Según él “desaparecerían las crisis bancarias con los costes monstruosos que hemos sufrido” pero “no desaparecerían las crisis financieras, pues en el momento en que se asume un riesgo existe la posibilidad de fracaso”. Tal vez no entiende que los bancos son entidades financieras. Quizás ignora que esta crisis ha tenido muy poco o nada que ver con los depósitos a la vista de la banca privada. Convendría que explicara, porque probablemente lo sabe, qué es un repo o una titulización, y qué es la banca en la sombra.

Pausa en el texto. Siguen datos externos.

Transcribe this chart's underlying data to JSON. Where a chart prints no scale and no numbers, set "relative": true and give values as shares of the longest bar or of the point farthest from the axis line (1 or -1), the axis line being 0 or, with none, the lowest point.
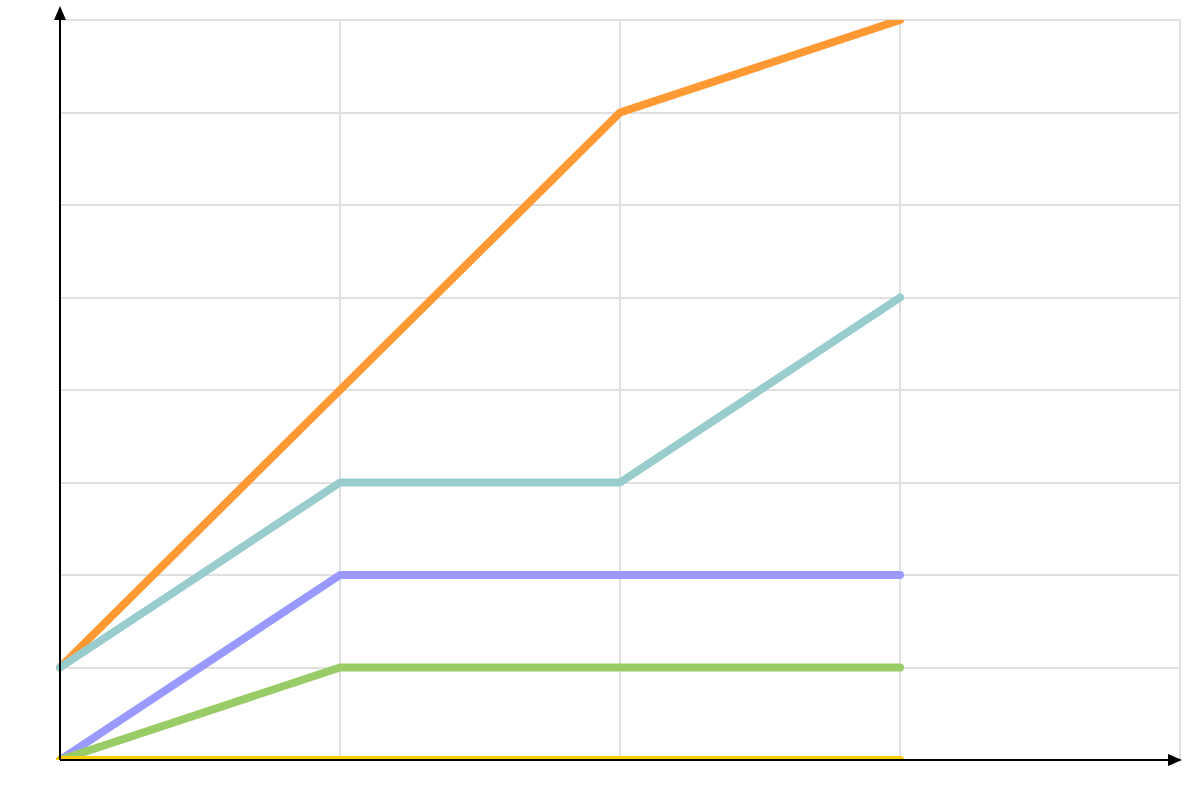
{
  "chart_data": {
    "type": "line",
    "relative": true,
    "grid": true,
    "marker": "none",
    "line_style": "solid",
    "categories": [
      null,
      null,
      null,
      null,
      null
    ],
    "series": [
      {
        "color": "#ffcc00",
        "values": [
          0,
          0,
          0,
          0,
          null
        ]
      },
      {
        "color": "#99cc66",
        "values": [
          0,
          0.125,
          0.125,
          0.125,
          null
        ]
      },
      {
        "color": "#9999ff",
        "values": [
          0,
          0.25,
          0.25,
          0.25,
          null
        ]
      },
      {
        "color": "#99cccc",
        "values": [
          0.125,
          0.375,
          0.375,
          0.625,
          null
        ]
      },
      {
        "color": "#ff9933",
        "values": [
          0.125,
          0.5,
          0.875,
          1,
          null
        ]
      }
    ]
  }
}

Esta fragilidad de los depósitos en los bancos privados es la que exige que los Estados mantengan hoy dos voluminosos paquetes regulatorios que hacen que el sistema bancario sea actualmente el sector más protegido e intervenido de todos los sectores económicos. Por un lado hay un paquete regulador protector por el cual se le aseguran los depósitos y, si no es suficiente, se les garantiza la liquidez y, finalmente, si es necesario, se inyectan fondos públicos para evitar su quiebra. Por otro lado, hay un paquete regulatorio intervencionista, que impone a los bancos unas restricciones a su libertad de empresa en casi todos sus ámbitos de actuación (capital, liquidez, remuneración de directivos, etcétera) que dificultan la innovación y la competencia. Y además de esta voluminosa regulación, el Estado tiene que mantener una policía —los supervisores— para evitar que incumplan estos requerimientos. La ventaja de contar con un dinero seguro emitido por los Bancos Centrales es que se podría reducir enormemente esa regulación y su supervisión. Y la desregulación de la actividad crediticia y de pagos produciría las ganancias de eficiencia que se producen siempre que se liberaliza un sector.

MAFO acierta al proponer liberalizaciones y desregulaciones, pero presenta la relación entre causa y efecto justo al revés. No es la fragilidad de la banca privada lo que origina la intervención estatal: es la intervención estatal, en forma de garantías de depósitos, de liquidez y de financiación, lo que provoca riesgo moral y lleva a la banca privada a tomar riesgos excesivos.

El sistema tiene otras presuntas virtudes, como una política monetaria más efectiva que no se explica en absoluto más allá de asegurar que no fomenta el endeudamiento, o como el señoreaje como ingreso estatal.

Después de asegurar que su propuesta es un cambio monetario revolucionario, cuando en realidad es una propuesta antigua, no original, ineficiente y mal explicada, advierte de que el cambio no puede ser revolucionario sino que se tiene que proceder con prudencia y estudio, poco a poco, mediante reformas graduales adaptativas. Podría haber empezado contando mínimamente cómo se produciría su dinero revolucionario, o cómo se determinaría cuál es su cantidad óptima. Seguramente cree que en su Banco Central ideal habría grandes tecnócratas expertos capaces de contestar a estos detalles: expertos como él, claro, con su mismo historial constatado de fracasos.